Anyway, the whole thing is moot. The article may as well say "High School Student crams stuff under hood of car, claims it will kick butt if he can get it to work". I predict we'll never know.
It looks like the best case with natural gas is 60%, or 35% total system efficiency. Yes, that's a significant gain over 26%, but it's a best-case scenario. The real-world efficiency of the most efficient internal combustion cars is fairly similar to that of electric cars.
You can measure the efficiency of a nuclear plant by comparing the total amount of energy released in the reaction to the amount of electric output. Such measurements are commonly used to compare different reactor designs to each other.
I'm going to assume he comes from a fairly well off family.
It's a complex undertaking and he will definitely learn more than his classes in high school!
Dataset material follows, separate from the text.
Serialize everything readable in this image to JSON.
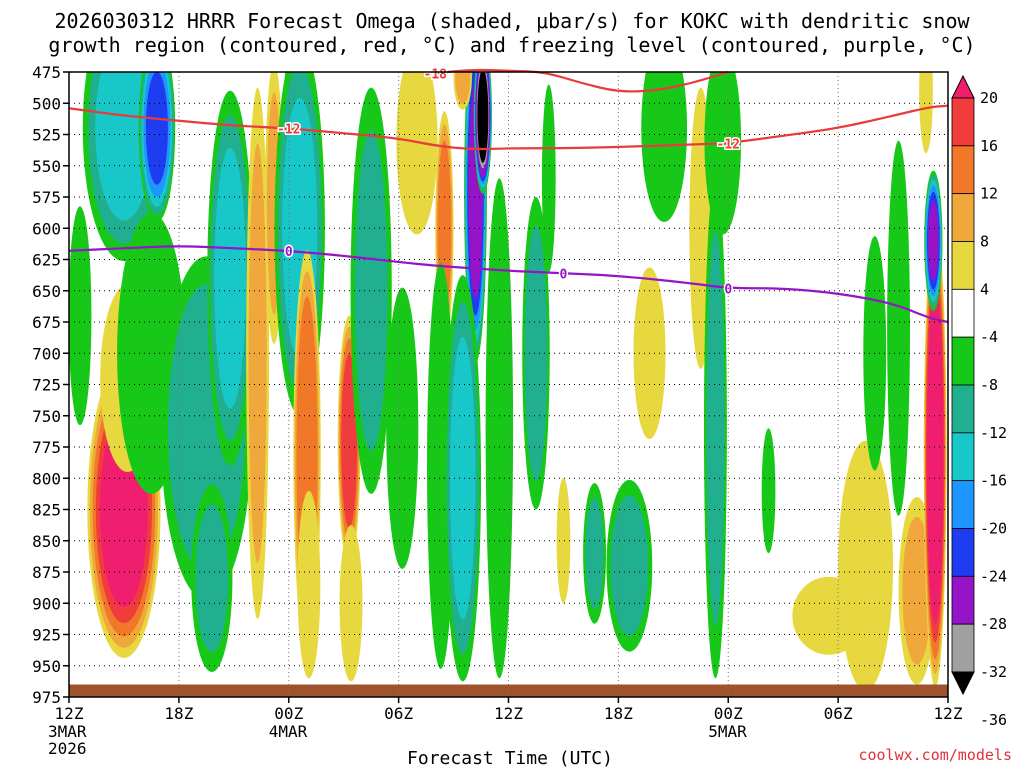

These battery pricing must've came down a lot over the past couple years because this would've cost something like $40k couple years ago, but a quick google for pricing looks like the battery pack he is using can be bought for around $13k
pricing source: http://www.a123rc.com/goods-468-Excitingly+Powerful+A+123+20...
I had an '05 S2000. I wish I still had it, wonderful car.
~500g each (1.1 lb) based on a quick google [tbc]
Just the drivetrain loss on muscle cars is around 30% approximately.
Also most muscle cars are slushboxes and the torque converter ruins efficiency.